No one wants a girl. This simple, apparently incontrovertible, fact of Indian life was established anew in a hospital in Vadodara recently, when two newborn babies were exchanged by mistake. Two mothers with the same name delivered a boy and a girl. The boy was initially given to the girl’s mother, who later refused to accept the girl when the hospital rectified the error. The hospital cannot discharge the mothers, and is keeping the babies in the intensive paediatric care unit; the girl’s real mother was persuaded to nurse the child in order to keep her alive. The women have said they will accept their respective babies once they are shown adequate proof.

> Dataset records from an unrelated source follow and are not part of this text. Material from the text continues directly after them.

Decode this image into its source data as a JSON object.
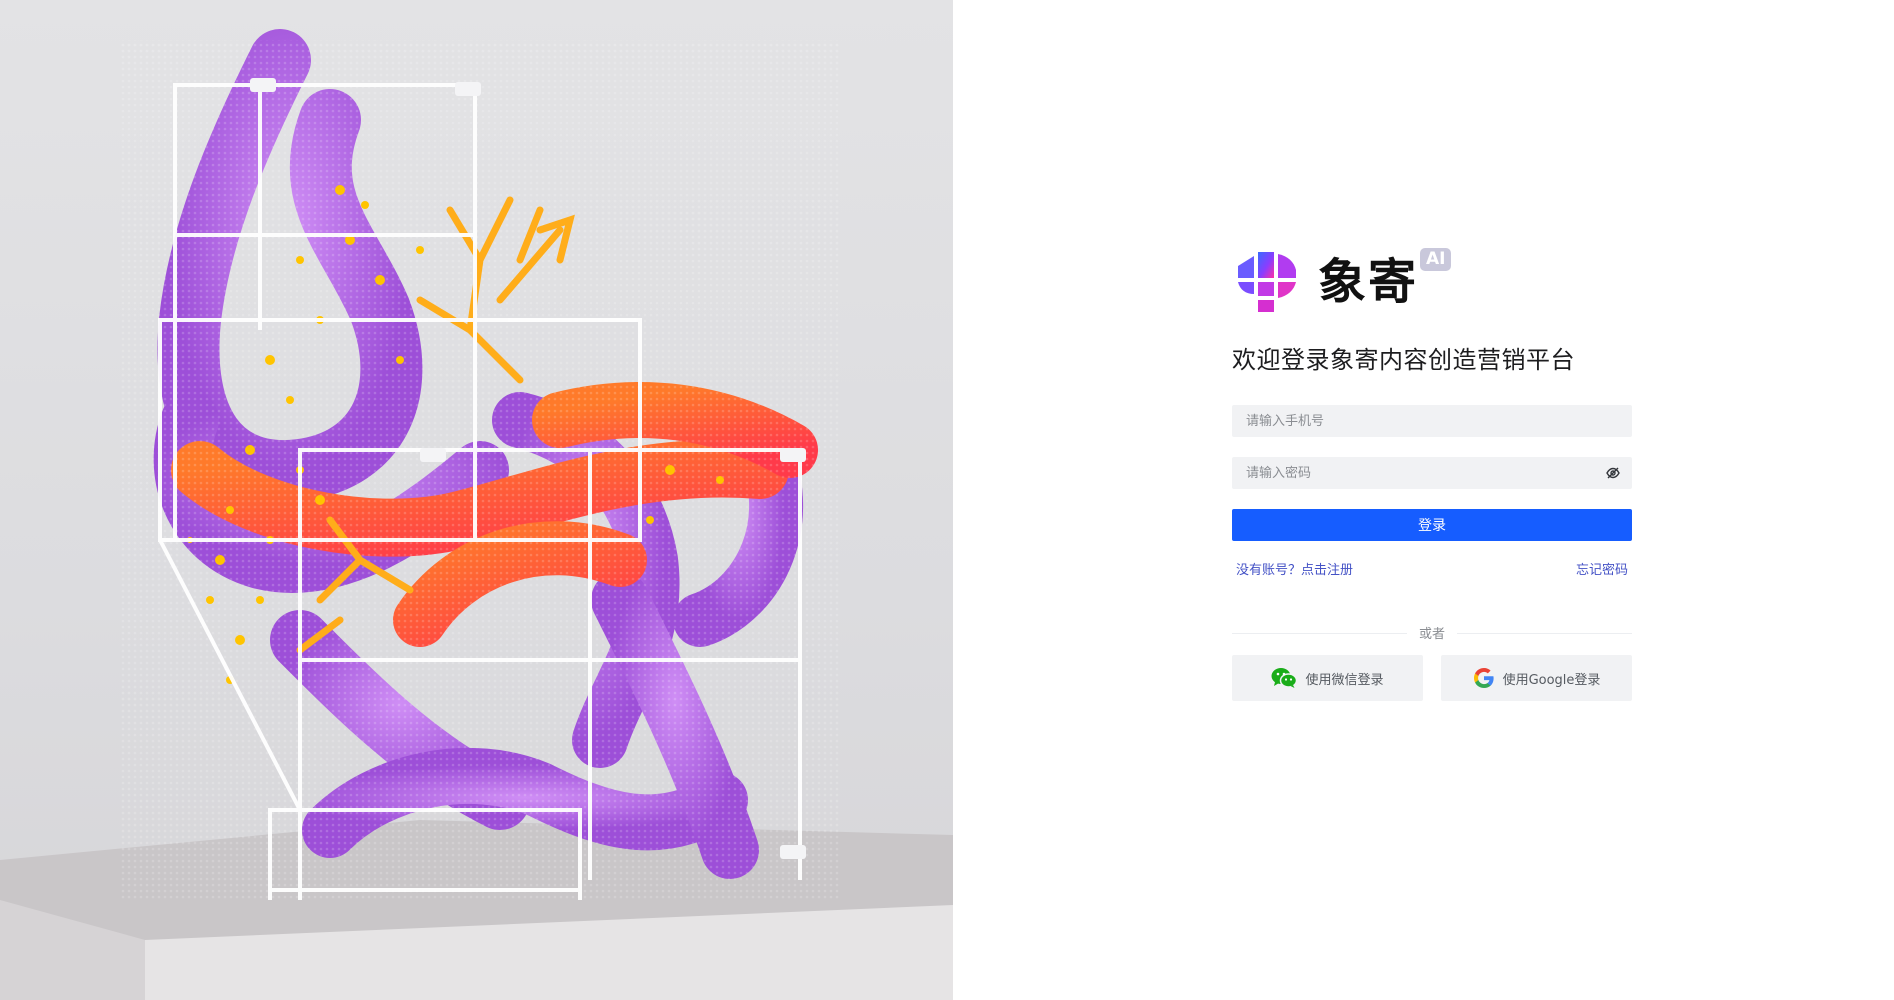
{
  "hero": {
    "image": "abstract-3d-sculpture",
    "colors": {
      "background": "#dedee0",
      "purple": "#b06be0",
      "red_orange": "#ff5a36",
      "yellow": "#ffb400",
      "frame": "#ffffff"
    }
  },
  "brand": {
    "logo": "xiangji-logo",
    "name": "象寄",
    "badge": "AI"
  },
  "welcome_title": "欢迎登录象寄内容创造营销平台",
  "form": {
    "phone_placeholder": "请输入手机号",
    "password_placeholder": "请输入密码",
    "password_toggle_icon": "eye-off-icon",
    "login_button": "登录"
  },
  "links": {
    "register": "没有账号？点击注册",
    "forgot_password": "忘记密码"
  },
  "divider_text": "或者",
  "social": {
    "wechat_label": "使用微信登录",
    "wechat_icon": "wechat-icon",
    "google_label": "使用Google登录",
    "google_icon": "google-icon"
  },
  "colors": {
    "primary": "#165dff",
    "link": "#4452c6",
    "input_bg": "#f1f2f4",
    "wechat_green": "#1aad19"
  }
}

There is more than one issue here. How can a hospital get babies mixed up? Whether the mothers have the same first names, or are laid side by side, this is almost inconceivable, except in the worst of a mother’s fears or in a Hindi film. What is even more puzzling is the question of proof. How is it that the wronged mothers need to wait for proof of the identity of their babies? Gujarat is known for its efficiency. If this can happen in one of its primary cities, it is terrifying to think what might happen in the rural and small-town hospitals of less efficient states, such as West Bengal. Then there is, of course, the fight over the boy. Or rather, the fact that not even a mother wants a girl, and needs to be persuaded to nurse her. Although this particular episode is not violent, it does expose the unconscious cruelty that underlies society’s — including mothers’ — attitude to girls. There have been reported incidents of husbands or in-laws disappearing after the first visit if a girl has been born, of mothers trying to smother or even throw away the baby if it is a girl. In spite of being illegal, pre-natal sex tests have resulted in countless abortions. These, together with traditional methods of killing newborn girls perfected by rural midwives, and the early neglect of female babies, have upset the sex ratio throughout most of India. The incident in the Vadodara hospital is just another, rather mild, manifestation of what being a girl means in this country.